Nous estimons par conséquent que l'article 4, paragraphe 5, quatrième alinéa, doit être interprété en ce sens que, pour les activités exonérées, il reconnaît aux États membres la possibilité d'exclure de l'assujettissement au régime de la sixième directive les organismes publics qui exercent ces activités.

6 Les deuxième et troisième questions ont été posées à titre subsidiaire en cas de réponse négative à la première question. Eu égard à la solution adoptée, il n'est donc pas nécessaire de les examiner.

Conclusions

Compte tenu des éléments exposés ci-dessus, nous proposons à la Cour de répondre de la façon suivante aux questions posées par le Bundesfinanzhof:

«L'article 4, paragraphe 5, quatrième alinéa, de la sixième directive 77/388/CEE du Conseil, du 17 mai 1977, en matière d'harmonisation des législations des États membres relatives aux taxes sur le chiffre d'affaires - Système commun de taxe sur la valeur ajoutée: assiette uniforme, doit être interprété en ce sens que l'État membre concerné peut exclure un organisme de droit public qui exerce une activité exonérée au sens de l'article 13 de la même directive de l'assujettissement au régime qu'elle prévoit. Peu importe, à cet égard, qu'il s'agisse d'une activité exercée dans les mêmes conditions qu'un opérateur privé.»

(1) - Sixième directive du Conseil du 17 mai 1977 en matière d'harmonisation des législations des États membres relatives aux taxes sur le chiffre d'affaires - Système commun de taxe sur la valeur ajoutée: assiette uniforme (JO L 145, p. 1).

(2) - Arrêts du 17 octobre 1989, Ufficio distrettuale delle imposte dirette di Fiorenzuola d'Arda e.a. (231/87 et 129/88, Rec. p. 3233, points 15 et 19), et du 15 mai 1990, Comune di Carpaneto Piacentiono e.a. (C-4/89, Rec. p.

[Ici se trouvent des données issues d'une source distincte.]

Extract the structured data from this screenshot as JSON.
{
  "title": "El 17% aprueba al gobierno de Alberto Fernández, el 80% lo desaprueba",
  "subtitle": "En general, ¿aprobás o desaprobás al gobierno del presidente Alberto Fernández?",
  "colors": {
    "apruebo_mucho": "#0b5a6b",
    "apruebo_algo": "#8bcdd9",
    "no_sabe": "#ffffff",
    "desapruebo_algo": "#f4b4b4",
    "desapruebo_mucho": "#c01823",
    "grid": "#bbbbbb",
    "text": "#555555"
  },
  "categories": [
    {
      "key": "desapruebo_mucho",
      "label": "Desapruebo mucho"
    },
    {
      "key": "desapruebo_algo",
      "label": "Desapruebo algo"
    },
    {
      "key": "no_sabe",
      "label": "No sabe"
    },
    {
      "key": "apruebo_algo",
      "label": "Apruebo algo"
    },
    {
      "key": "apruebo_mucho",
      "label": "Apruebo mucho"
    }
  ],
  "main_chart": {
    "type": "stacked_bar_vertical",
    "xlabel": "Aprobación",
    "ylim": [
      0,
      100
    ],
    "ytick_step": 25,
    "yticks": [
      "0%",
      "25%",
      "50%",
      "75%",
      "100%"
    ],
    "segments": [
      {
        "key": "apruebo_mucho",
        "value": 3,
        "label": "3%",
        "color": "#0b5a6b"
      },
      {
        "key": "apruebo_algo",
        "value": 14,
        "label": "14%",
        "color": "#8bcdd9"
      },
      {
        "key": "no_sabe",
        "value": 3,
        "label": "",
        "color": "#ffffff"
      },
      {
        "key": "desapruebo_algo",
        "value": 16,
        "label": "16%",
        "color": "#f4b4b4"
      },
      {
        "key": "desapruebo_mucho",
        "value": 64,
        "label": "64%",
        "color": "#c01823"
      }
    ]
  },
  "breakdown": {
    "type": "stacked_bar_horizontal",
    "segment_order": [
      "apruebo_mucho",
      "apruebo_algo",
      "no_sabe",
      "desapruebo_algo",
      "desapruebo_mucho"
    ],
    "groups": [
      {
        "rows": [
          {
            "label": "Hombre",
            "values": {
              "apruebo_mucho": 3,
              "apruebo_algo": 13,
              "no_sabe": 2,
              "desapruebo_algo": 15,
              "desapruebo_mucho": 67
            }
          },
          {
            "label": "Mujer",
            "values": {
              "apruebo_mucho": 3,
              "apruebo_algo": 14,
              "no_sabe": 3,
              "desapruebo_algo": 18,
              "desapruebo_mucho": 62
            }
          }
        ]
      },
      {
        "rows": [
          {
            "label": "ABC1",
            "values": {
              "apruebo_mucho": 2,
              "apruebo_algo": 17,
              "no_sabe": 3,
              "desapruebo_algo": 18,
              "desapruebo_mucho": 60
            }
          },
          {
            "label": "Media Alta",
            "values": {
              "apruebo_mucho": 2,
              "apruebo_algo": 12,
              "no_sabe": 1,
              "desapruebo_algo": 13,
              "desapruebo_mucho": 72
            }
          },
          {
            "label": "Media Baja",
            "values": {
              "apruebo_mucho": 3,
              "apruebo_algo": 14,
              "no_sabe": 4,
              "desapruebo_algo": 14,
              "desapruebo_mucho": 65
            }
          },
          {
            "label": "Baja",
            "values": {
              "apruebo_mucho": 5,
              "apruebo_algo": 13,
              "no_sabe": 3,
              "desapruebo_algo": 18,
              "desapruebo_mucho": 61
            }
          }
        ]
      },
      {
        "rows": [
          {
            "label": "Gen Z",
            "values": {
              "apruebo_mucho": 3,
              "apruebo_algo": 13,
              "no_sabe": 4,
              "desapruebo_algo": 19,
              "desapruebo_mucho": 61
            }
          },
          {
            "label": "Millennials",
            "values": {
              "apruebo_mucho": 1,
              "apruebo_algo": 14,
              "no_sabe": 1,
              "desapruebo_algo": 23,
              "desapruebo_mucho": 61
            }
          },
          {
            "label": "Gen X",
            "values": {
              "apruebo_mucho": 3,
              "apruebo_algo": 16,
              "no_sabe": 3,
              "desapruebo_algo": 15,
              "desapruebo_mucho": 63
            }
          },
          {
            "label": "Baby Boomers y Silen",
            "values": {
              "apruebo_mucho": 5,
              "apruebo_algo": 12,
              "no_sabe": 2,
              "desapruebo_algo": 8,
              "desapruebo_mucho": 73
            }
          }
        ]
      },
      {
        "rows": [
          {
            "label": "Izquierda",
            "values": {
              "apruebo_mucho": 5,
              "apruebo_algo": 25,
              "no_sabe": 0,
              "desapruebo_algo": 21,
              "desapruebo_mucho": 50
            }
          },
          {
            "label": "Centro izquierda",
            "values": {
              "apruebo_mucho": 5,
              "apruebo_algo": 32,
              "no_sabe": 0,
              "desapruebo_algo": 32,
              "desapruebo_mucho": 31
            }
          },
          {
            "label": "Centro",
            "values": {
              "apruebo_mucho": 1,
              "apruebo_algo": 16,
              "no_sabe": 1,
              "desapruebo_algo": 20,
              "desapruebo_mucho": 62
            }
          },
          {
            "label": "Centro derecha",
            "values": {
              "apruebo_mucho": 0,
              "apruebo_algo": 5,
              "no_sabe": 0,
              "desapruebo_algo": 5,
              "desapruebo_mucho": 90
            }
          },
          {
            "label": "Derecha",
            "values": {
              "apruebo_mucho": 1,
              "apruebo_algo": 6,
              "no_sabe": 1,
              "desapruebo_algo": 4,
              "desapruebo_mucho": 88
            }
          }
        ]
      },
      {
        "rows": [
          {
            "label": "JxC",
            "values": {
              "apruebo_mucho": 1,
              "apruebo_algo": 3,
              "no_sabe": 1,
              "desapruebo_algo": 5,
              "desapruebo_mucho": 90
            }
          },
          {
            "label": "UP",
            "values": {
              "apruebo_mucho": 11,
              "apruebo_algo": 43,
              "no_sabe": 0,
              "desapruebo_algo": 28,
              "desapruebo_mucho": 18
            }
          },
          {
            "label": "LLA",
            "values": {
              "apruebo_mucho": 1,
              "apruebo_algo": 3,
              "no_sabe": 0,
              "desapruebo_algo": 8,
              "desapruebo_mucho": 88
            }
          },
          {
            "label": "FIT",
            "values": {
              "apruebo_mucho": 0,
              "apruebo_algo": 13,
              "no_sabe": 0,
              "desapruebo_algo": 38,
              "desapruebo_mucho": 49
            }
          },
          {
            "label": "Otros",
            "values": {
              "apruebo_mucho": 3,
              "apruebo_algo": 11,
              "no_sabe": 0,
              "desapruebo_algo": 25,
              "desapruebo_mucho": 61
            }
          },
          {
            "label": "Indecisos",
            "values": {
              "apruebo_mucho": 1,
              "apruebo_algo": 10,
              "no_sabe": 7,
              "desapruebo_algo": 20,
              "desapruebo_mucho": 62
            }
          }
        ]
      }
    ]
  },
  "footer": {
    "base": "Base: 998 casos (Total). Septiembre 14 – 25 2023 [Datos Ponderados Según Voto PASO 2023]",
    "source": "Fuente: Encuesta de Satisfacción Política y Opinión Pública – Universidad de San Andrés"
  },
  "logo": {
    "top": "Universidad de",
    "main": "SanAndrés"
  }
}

I-1869, point 10).

(3) - La circonstance que, pour certaines activités exonérées au sens de l'article 13, l'intéressé puisse opter pour leur taxation est à notre sens dépourvue de toute pertinence. En effet, cette possibilité est fondée sur l'hypothèse que l'intéressé est un «assujetti» au sens de la sixième directive et qu'il peut donc invoquer les dispositions en cause. Toutefois, si - comme c'est le cas en l'espèce - l'opérateur ne fait pas partie des assujettis, la question de la possibilité d'opter pour la taxation ne peut certainement pas se poser.